Über „Spiegelau als digitales Modelldorf“ sprach Dipl.-Ing. Beatrix Drago von der Bayerischen Verwaltung für Ländliche Entwicklung, die in der e-Dorf-Jury dabei war, die Spiegelau und Frauenau als Modellkommunen für das Digitale Dorf ausgewählt hatte.
„Vom Tiegel zum Chip“ haben die wissenschaftlichen TAZ-Leiter Förg und Dr. Thorsten Gerdes ihren gemeinsamen Vortrag über Forschung und Entwicklung am TAZ überschrieben. Was allen Projekten gemein ist: sie sind ganz weit weg von der Kelchglasproduktion, welche Spiegelau groß gemacht hatte. So die Herstellung von Micro-Hohlglaskugeln für Baustoffe, z. B. Dämmwolle, die besser seien als polymere Stoffe und leichter zu recyceln. Oder neue Anwendungsfelder für Mikroglasplättchen als Trennschicht für Li-Ionen-Batterien, die jetzt aus Polymeren gefertigt sind. Und das TAZ geht noch den Schritt weiter, das Glas als Chip in die digitale Welt zu bringen. „Wir können es mikrometer genau prägen. Da haben wir Revolutionäres vor“, kündigte Förg an.

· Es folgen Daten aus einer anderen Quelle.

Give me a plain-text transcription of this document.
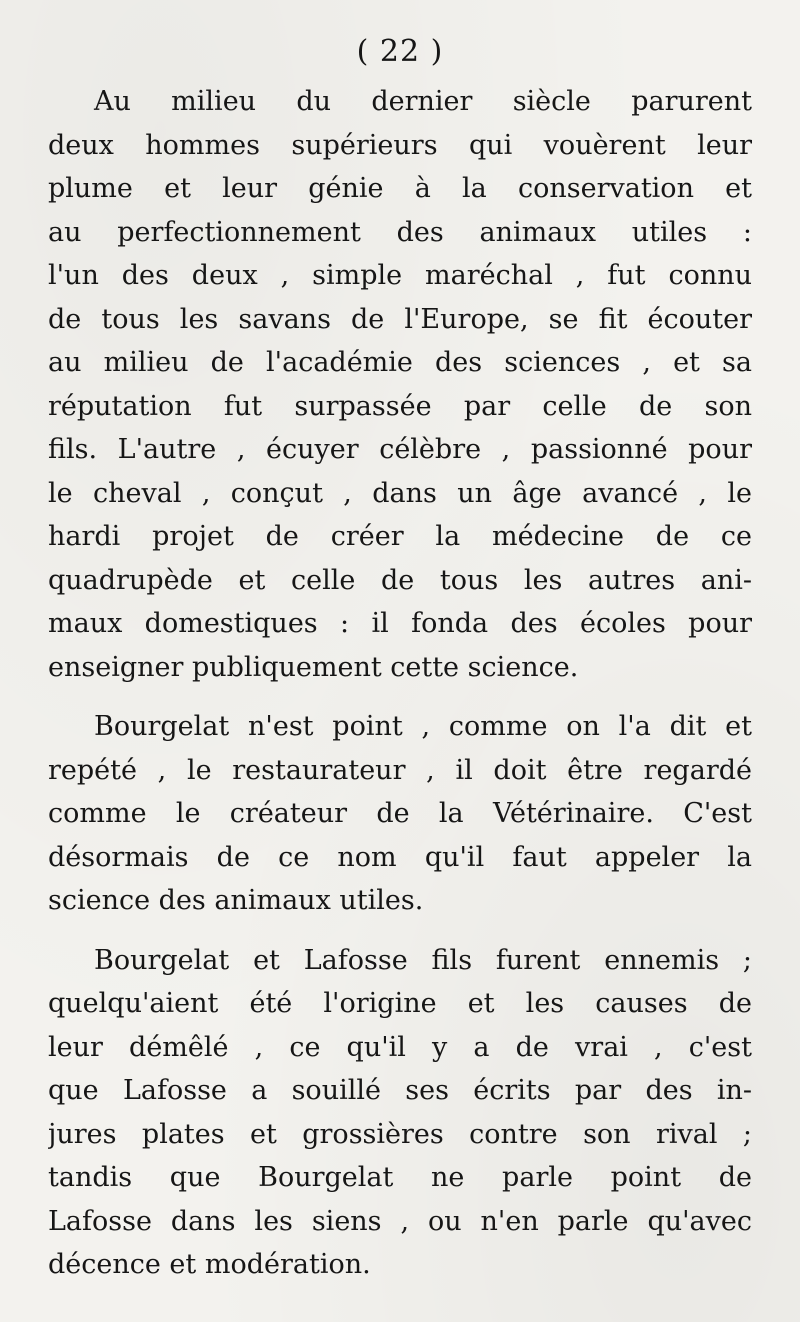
( 22 )
Au milieu du dernier siècle parurent
deux hommes supérieurs qui vouèrent leur
plume et leur génie à la conservation et
au perfectionnement des animaux utiles :
l'un des deux , simple maréchal , fut connu
de tous les savans de l'Europe, se fit écouter
au milieu de l'académie des sciences , et sa
réputation fut surpassée par celle de son
fils. L'autre , écuyer célèbre , passionné pour
le cheval , conçut , dans un âge avancé , le
hardi projet de créer la médecine de ce
quadrupède et celle de tous les autres ani-
maux domestiques : il fonda des écoles pour
enseigner publiquement cette science.
Bourgelat n'est point , comme on l'a dit et
repété , le restaurateur , il doit être regardé
comme le créateur de la Vétérinaire. C'est
désormais de ce nom qu'il faut appeler la
science des animaux utiles.
Bourgelat et Lafosse fils furent ennemis ;
quelqu'aient été l'origine et les causes de
leur démêlé , ce qu'il y a de vrai , c'est
que Lafosse a souillé ses écrits par des in-
jures plates et grossières contre son rival ;
tandis que Bourgelat ne parle point de
Lafosse dans les siens , ou n'en parle qu'avec
décence et modération.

Wie die Industrie vom Technologietransfer profitiert, stellte Dipl-Ing. Harald Zimmermann von der Verallia Deutschland AG in Bad Wurzach vor. Seine Firma stellt jährlich 16 Milliarden Flaschen und Gläser her und ist damit in der Behälterglasindustrie weltweit die Nummer 3. 400 Tonnen Glas pro Tag werden verarbeitet, 200 Gläser pro Minute hergestellt. „Wie soll man bei diesem Tempo Experimente machen?“ Deshalb sei es für ihn fantastisch, im TAZ Trainingssituationen für Prozessoptimierungen im Kleinen schaffen zu können.